Most of us want to forget our old school photos. The bickering over who's the tallest, the shortest, having to stand so close to classmates that aren’t really mates - and then having to smile.
Somehow, years later, we manage to laugh at those photos. My kindergarten pigtails are now hilarious, despite the tears back then from being teased.
But one school photo day now breaks my heart – Year 5 of 1993.
I went to a public school in western Sydney and at the time the school had just allowed girls to wear shorts. We were allowed to wear them to school, but for excursions and “formal” occasions like class photos, the uniform dress was required.
So for many parents it meant forking out for a dress that your daughter would wear a handful of times during the year. Shorts were just so much more practical. You could run around at lunch time, provided you had your daggy legionnaires hat on (“no hat, no play”), without worrying about flashing your undies.
When it came to class photo day 1993, I was pretty excited to don a dress. It felt a little bit fancy, at least for 10-year-old girl on the one day of the year I was allowed to wear my long hair out (bless my mum for being so vigilant about lice).
But one girl in my class was not excited at all about having to wear a dress – she was terrified. I could see it on her face. She was the tallest in our class – boy or girl – she had a short haircut – shorter than some of the boys’ in our class – and she stood out for her interest in subjects that most of the other girls thought were “weird” – she was a smart girl, I remember that. Once, during an incursion from a group of travelling science presenters, one of the presenters mistook her for a boy. I can still hear the sniggering from the crowd.

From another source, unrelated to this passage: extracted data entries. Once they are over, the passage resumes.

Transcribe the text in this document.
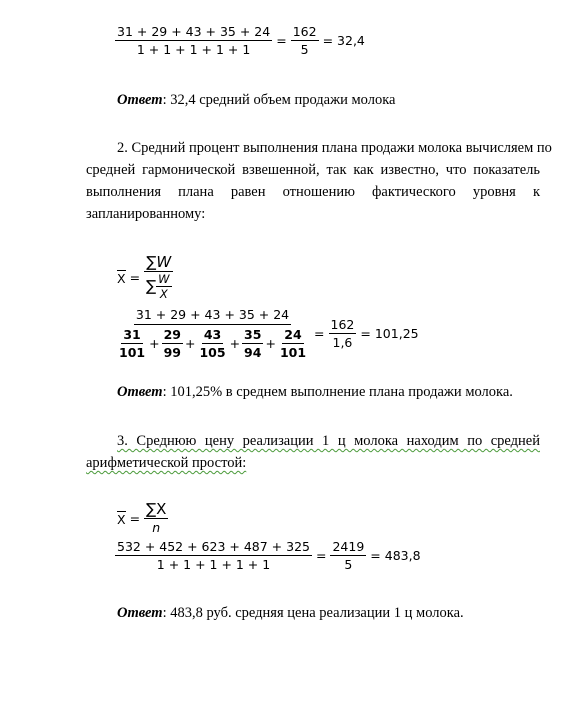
$\frac{31 + 29 + 43 + 35 + 24}{1 + 1 + 1 + 1 + 1} = \frac{162}{5} = 32,4$
Ответ: 32,4 средний объем продажи молока
2. Средний процент выполнения плана продажи молока вычисляем по
средней гармонической взвешенной, так как известно, что показатель
выполнения плана равен отношению фактического уровня к
запланированному:
$X = \frac{\sum W}{\sum \frac{W}{X}}$
31 + 29 + 43 + 35 + 24
$\frac{31}{101} + \frac{29}{99} + \frac{43}{105} + \frac{35}{94} + \frac{24}{101} = \frac{162}{1,6} = 101,25$
Ответ: 101,25% в среднем выполнение плана продажи молока.
3. Среднюю цену реализации 1 ц молока находим по средней
арифметической простой:
$X = \frac{\sum X}{n}$
$\frac{532 + 452 + 623 + 487 + 325}{1 + 1 + 1 + 1 + 1} = \frac{2419}{5} = 483,8$
Ответ: 483,8 руб. средняя цена реализации 1 ц молока.
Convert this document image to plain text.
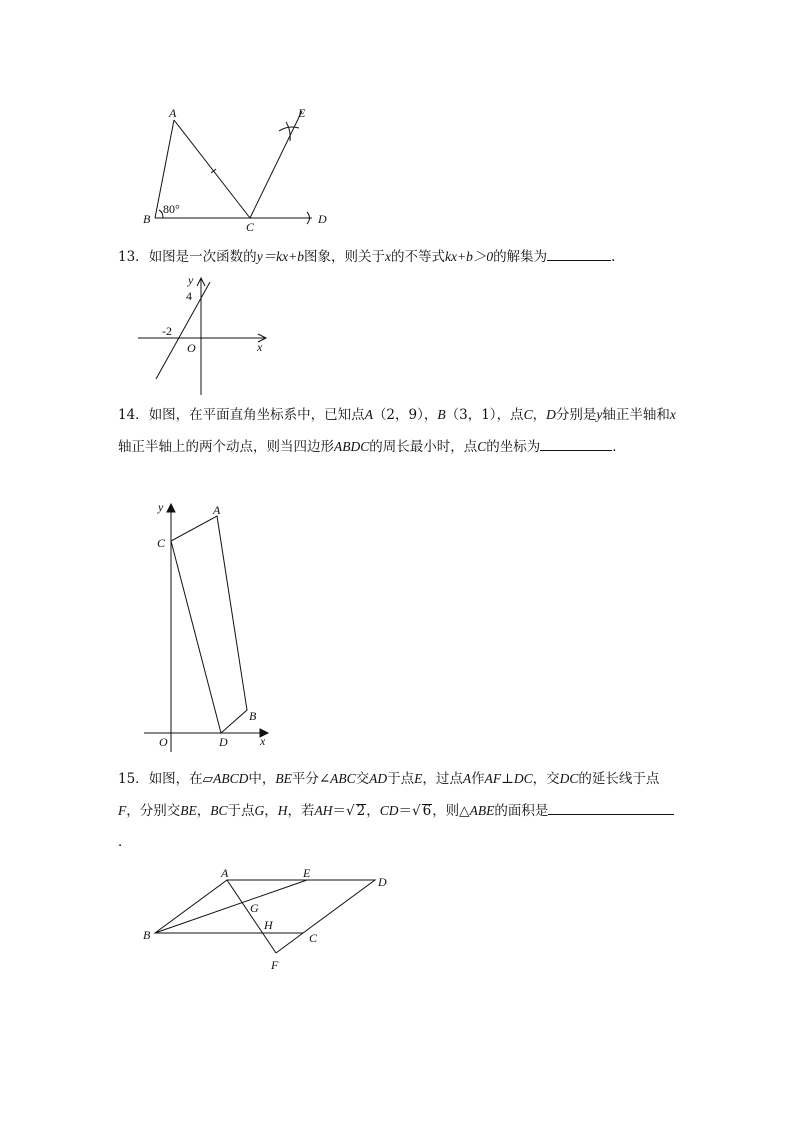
A
B
C
D
E
80°
13．如图是一次函数的y＝kx+b图象，则关于x的不等式kx+b＞0的解集为	．
y
4
-2
O	x
14．如图，在平面直角坐标系中，已知点A（2，9），B（3，1），点C，D分别是y轴正半轴和x轴正半轴上的两个动点，则当四边形ABDC的周长最小时，点C的坐标为	．
y	A
C
B
O	D	x
15．如图，在▱ABCD中，BE平分∠ABC交AD于点E，过点A作AF⊥DC，交DC的延长线于点F，分别交BE，BC于点G，H，若AH＝√ 2，CD＝√ 6，则△ABE的面积是．
A	E
D
B
G
H
C
F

On class photo day, she followed the rules and turned up in the uniform dress. But come lunchtime, I saw her go into the toilet block and come out dressed in shorts and a polo shirt. I couldn’t understand why anyone would go to so much effort – “Just wear the dress,” I thought, “it’s only one day, and we’re all wearing one.”
Related reading
Comment: The diversity within gender diversity
I just didn’t get it. Now, 23 years later, my heart goes out to her. To be that uncomfortable having to wear a dress that you would bring a spare pair of clothes to change into as soon as you were allowed must have been agonising. She came to mind when I was watching the ABC’s ‘Q&A Special: Between a Frock and a Hard Place’. As the panel discussed some of the issues facing transgender people, I remembered my Year 5 classmate and finally understood why she may have felt so uncomfortable in that dress.
So when the 2016 students at Newtown High School of the Performing Arts won the right to wear girls or boys uniforms, regardless of their gender, I really got it. It might seem like a “whacky” idea to some looking on from the outside, but for a child who feels so incredibly uncomfortable being forced to wear a dress or shorts, this one rule change, this act of acceptance, could have a huge impact on their life.
After all, isn’t the whole point of school to learn? And what better way to learn about the world than to share each other’s life experiences.